Pandemia koronawirusa odcisnęła piętno na komunikacji miejskiej w całym kraju. W Elblągu wpływy ze sprzedaży biletów spadły w ciągu roku o ponad 3,5 miliona złotych netto. Najgorszy pod tym względem był kwiecień.
Na nasz wniosek Zarząd Komunikacji Miejskiej w Elblągu udostępnił dane dotyczące wpływów ze sprzedaży biletów od stycznia 2019 do stycznia 2021 roku. Co z nich wynika? W styczniu 2020 roku wpływy ze sprzedaży biletów wyniosły 1 mln złotych i były wyższe od tych rok wcześniej o ponad 1,6 punktu procentowego. W lutym nastąpił prawie 12-procentowy spadek (z 926 tys. do 820 tys. zł), a od marca, czyli od ogłoszenia w kraju stanu pandemii i wprowadzenia ograniczeń w korzystaniu z komunikacji miejskiej, przychody spadały lawinowo. Najgorszy był kwiecień, kiedy to wpływy z biletów sięgnęły zaledwie 185 tys. zł (968 tys. zł wyniosły rok wcześniej).
Po statystykach ze sprzedaży biletów widać najlepiej, kiedy wprowadzano obostrzenia dotyczące np. zamykania szkół. Na przykład we wrześniu 2020 r., gdy szkoły były otwarte, przychody wyniosły 849 tys. zł (964 tys. rok wcześniej). W październiku spadły do 633 tys. zł, w listopadzie do 426 tys. zł. W sumie w 2020 roku ZKM ze sprzedaży biletów uzyskał 7,1 mln złotych, to o ponad 3,5 miliona złotych mniej niż w 2019 roku.

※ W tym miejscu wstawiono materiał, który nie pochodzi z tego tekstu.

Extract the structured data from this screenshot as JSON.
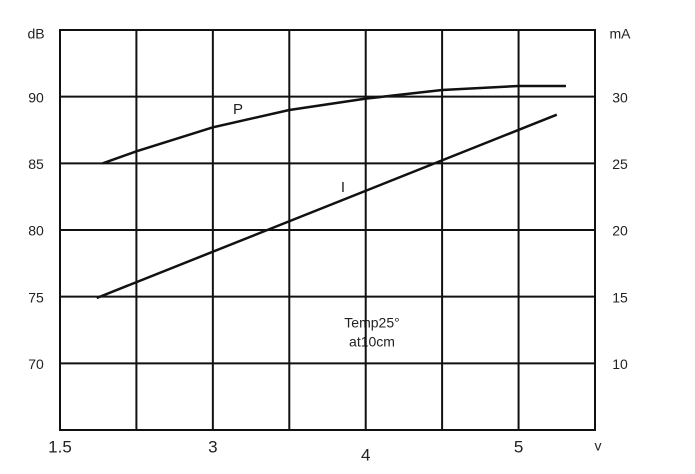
{
  "chart_data": {
    "type": "line",
    "y_unit": "dB",
    "y2_unit": "mA",
    "x_unit": "v",
    "x": [],
    "series": [
      {
        "name": "P",
        "color": "#111111",
        "x": [
          1.92,
          2.25,
          3,
          3.5,
          4,
          4.23,
          4.5,
          5,
          5.31
        ],
        "values": [
          85.0,
          85.9,
          87.7,
          89.0,
          89.85,
          90.15,
          90.5,
          90.8,
          90.8
        ]
      },
      {
        "name": "I",
        "color": "#111111",
        "axis": "y2",
        "x": [
          1.86,
          5.25
        ],
        "values": [
          14.9,
          28.65
        ]
      }
    ],
    "annotations": [
      "Temp25°",
      "at10cm"
    ],
    "xlim": [
      1.5,
      5.5
    ],
    "xticks": [
      1.5,
      3,
      4,
      5
    ],
    "ylim": [
      65,
      95
    ],
    "yticks": [
      70,
      75,
      80,
      85,
      90
    ],
    "y2lim": [
      5,
      35
    ],
    "y2ticks": [
      10,
      15,
      20,
      25,
      30
    ],
    "grid": true
  }
}
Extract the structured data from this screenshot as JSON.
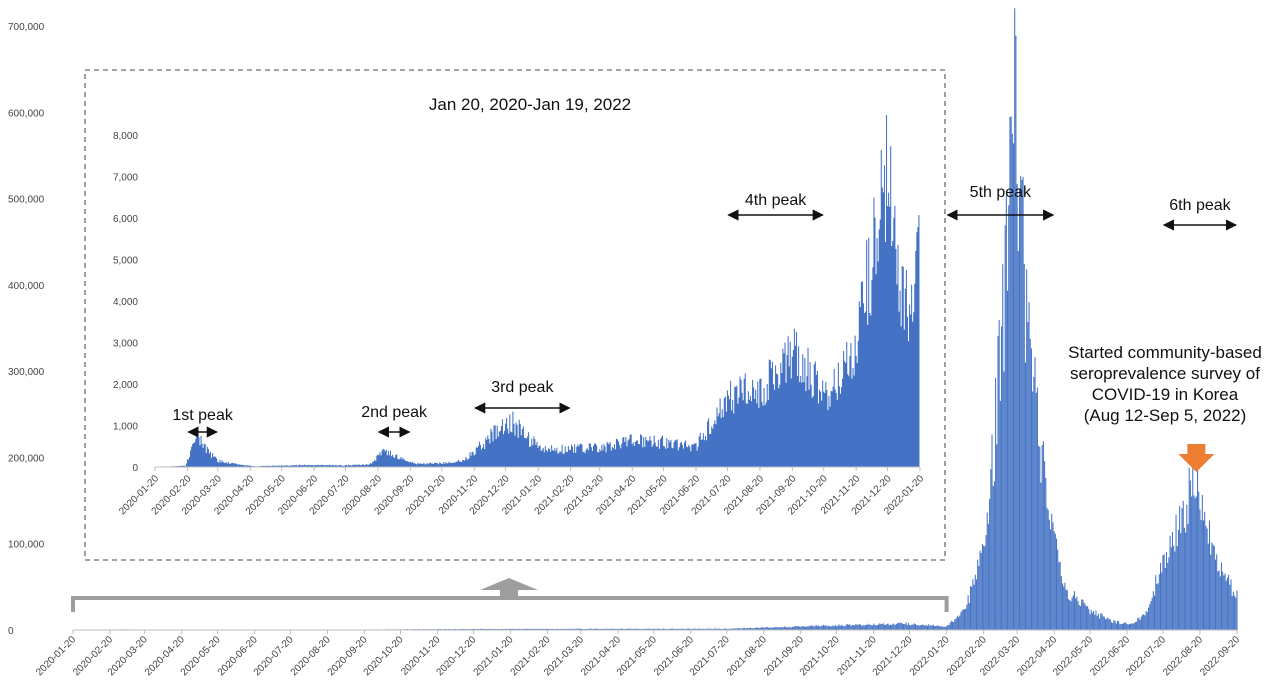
{
  "chart_data": [
    {
      "type": "bar",
      "title": "",
      "xlabel": "",
      "ylabel": "",
      "ylim": [
        0,
        700000
      ],
      "yticks": [
        "0",
        "100,000",
        "200,000",
        "300,000",
        "400,000",
        "500,000",
        "600,000",
        "700,000"
      ],
      "x_range": [
        "2020-01-20",
        "2022-09-20"
      ],
      "xticks": [
        "2020-01-20",
        "2020-02-20",
        "2020-03-20",
        "2020-04-20",
        "2020-05-20",
        "2020-06-20",
        "2020-07-20",
        "2020-08-20",
        "2020-09-20",
        "2020-10-20",
        "2020-11-20",
        "2020-12-20",
        "2021-01-20",
        "2021-02-20",
        "2021-03-20",
        "2021-04-20",
        "2021-05-20",
        "2021-06-20",
        "2021-07-20",
        "2021-08-20",
        "2021-09-20",
        "2021-10-20",
        "2021-11-20",
        "2021-12-20",
        "2022-01-20",
        "2022-02-20",
        "2022-03-20",
        "2022-04-20",
        "2022-05-20",
        "2022-06-20",
        "2022-07-20",
        "2022-08-20",
        "2022-09-20"
      ],
      "series": [
        {
          "color": "#4472c4",
          "points": [
            [
              "2020-01-20",
              0
            ],
            [
              "2020-03-01",
              700
            ],
            [
              "2020-04-20",
              100
            ],
            [
              "2020-08-27",
              400
            ],
            [
              "2020-12-25",
              1200
            ],
            [
              "2021-07-20",
              1500
            ],
            [
              "2021-12-15",
              7500
            ],
            [
              "2022-01-20",
              4000
            ],
            [
              "2022-02-05",
              25000
            ],
            [
              "2022-02-20",
              100000
            ],
            [
              "2022-03-01",
              220000
            ],
            [
              "2022-03-10",
              400000
            ],
            [
              "2022-03-17",
              620000
            ],
            [
              "2022-03-24",
              450000
            ],
            [
              "2022-04-01",
              300000
            ],
            [
              "2022-04-10",
              190000
            ],
            [
              "2022-04-20",
              100000
            ],
            [
              "2022-05-01",
              45000
            ],
            [
              "2022-05-20",
              22000
            ],
            [
              "2022-06-10",
              9000
            ],
            [
              "2022-06-25",
              7000
            ],
            [
              "2022-07-05",
              18000
            ],
            [
              "2022-07-20",
              75000
            ],
            [
              "2022-08-05",
              130000
            ],
            [
              "2022-08-17",
              180000
            ],
            [
              "2022-08-25",
              125000
            ],
            [
              "2022-09-05",
              75000
            ],
            [
              "2022-09-20",
              40000
            ]
          ]
        }
      ],
      "annotations": [
        {
          "text": "5th peak",
          "from": "2022-01-20",
          "to": "2022-04-20"
        },
        {
          "text": "6th peak",
          "from": "2022-07-20",
          "to": "2022-09-20"
        }
      ],
      "survey_note": {
        "lines": [
          "Started community-based",
          "seroprevalence survey of",
          "COVID-19 in Korea",
          "(Aug 12-Sep 5, 2022)"
        ],
        "date": "2022-08-17",
        "arrow_color": "#ed7d31"
      },
      "bracket_color": "#9e9e9e",
      "grid": false,
      "legend": "none"
    },
    {
      "type": "bar",
      "title": "Jan 20, 2020-Jan 19, 2022",
      "xlabel": "",
      "ylabel": "",
      "ylim": [
        0,
        8000
      ],
      "yticks": [
        "0",
        "1,000",
        "2,000",
        "3,000",
        "4,000",
        "5,000",
        "6,000",
        "7,000",
        "8,000"
      ],
      "x_range": [
        "2020-01-20",
        "2022-01-19"
      ],
      "xticks": [
        "2020-01-20",
        "2020-02-20",
        "2020-03-20",
        "2020-04-20",
        "2020-05-20",
        "2020-06-20",
        "2020-07-20",
        "2020-08-20",
        "2020-09-20",
        "2020-10-20",
        "2020-11-20",
        "2020-12-20",
        "2021-01-20",
        "2021-02-20",
        "2021-03-20",
        "2021-04-20",
        "2021-05-20",
        "2021-06-20",
        "2021-07-20",
        "2021-08-20",
        "2021-09-20",
        "2021-10-20",
        "2021-11-20",
        "2021-12-20",
        "2022-01-20"
      ],
      "series": [
        {
          "color": "#4472c4",
          "points": [
            [
              "2020-01-20",
              0
            ],
            [
              "2020-02-18",
              30
            ],
            [
              "2020-02-26",
              500
            ],
            [
              "2020-03-01",
              750
            ],
            [
              "2020-03-07",
              450
            ],
            [
              "2020-03-20",
              150
            ],
            [
              "2020-04-10",
              60
            ],
            [
              "2020-04-25",
              15
            ],
            [
              "2020-05-10",
              30
            ],
            [
              "2020-06-20",
              50
            ],
            [
              "2020-07-20",
              40
            ],
            [
              "2020-08-12",
              60
            ],
            [
              "2020-08-27",
              400
            ],
            [
              "2020-09-10",
              200
            ],
            [
              "2020-09-25",
              80
            ],
            [
              "2020-10-20",
              90
            ],
            [
              "2020-11-10",
              150
            ],
            [
              "2020-11-25",
              500
            ],
            [
              "2020-12-10",
              800
            ],
            [
              "2020-12-25",
              1150
            ],
            [
              "2021-01-10",
              700
            ],
            [
              "2021-01-25",
              400
            ],
            [
              "2021-02-20",
              450
            ],
            [
              "2021-03-20",
              450
            ],
            [
              "2021-04-20",
              650
            ],
            [
              "2021-05-20",
              600
            ],
            [
              "2021-06-20",
              500
            ],
            [
              "2021-07-10",
              1250
            ],
            [
              "2021-07-25",
              1750
            ],
            [
              "2021-08-20",
              1800
            ],
            [
              "2021-09-25",
              2700
            ],
            [
              "2021-10-20",
              1700
            ],
            [
              "2021-11-05",
              2200
            ],
            [
              "2021-11-20",
              3000
            ],
            [
              "2021-12-05",
              5000
            ],
            [
              "2021-12-15",
              7300
            ],
            [
              "2021-12-25",
              5800
            ],
            [
              "2022-01-05",
              4000
            ],
            [
              "2022-01-15",
              4200
            ],
            [
              "2022-01-19",
              6200
            ]
          ]
        }
      ],
      "annotations": [
        {
          "text": "1st peak",
          "from": "2020-02-20",
          "to": "2020-03-20"
        },
        {
          "text": "2nd peak",
          "from": "2020-08-20",
          "to": "2020-09-20"
        },
        {
          "text": "3rd peak",
          "from": "2020-11-20",
          "to": "2021-02-20"
        },
        {
          "text": "4th peak",
          "from": "2021-07-20",
          "to": "2021-10-20"
        }
      ],
      "border": "dashed",
      "grid": false,
      "legend": "none"
    }
  ]
}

Trudno jeszcze powiedzieć, jak na przychody ZKM wpłynęło wprowadzenie od 1 stycznia 2021 roku zmian w kursowaniu autobusów i tramwajów oraz nowej numeracji i tras. Dostępne są jedynie dane ze stycznia, które wskazują, że przychody wyniosły jedynie 445 tys. zł, to prawie 100 tysięcy mniej niż w grudniu, kiedy przypada okres świąteczny. Dodajmy, że w styczniu rząd przedłużył świąteczną przerwę dla uczniów o ferie zimowe, utrzymując nadal zdalną edukację. Trend będzie bardziej widoczny zapewne w kolejnych miesiącach.
- Dane ze sprzedaży biletów nie odzwierciedlają w pełni drastycznego spadku liczby pasażerów korzystających z komunikacji miejskiej. Spadek ten wg różnych szacunków wynosi ok. 60 lub nawet 70 procent. Znaczna część pasażerów to osoby korzystające z bezpłatnych biletów – poinformował Michał Górecki z Zarządu Komunikacji Miejskiej w Elblągu.
Dla porównania w Olsztynie spadek liczby pasażerów (porównując 2020 do 2019 r.), jak wynika z danych Zarządu Dróg, Zieleni i Transportu, wyniósł 41 proc. A 1 marca władze Olsztyna podniosły ceny biletów jednorazowych (np. z 3 do 3,40 zł za bilet 30-minutowy), zostawiając bez zmian cennik biletów okresowych. W Elblągu decyzji o podwyżkach nie ma.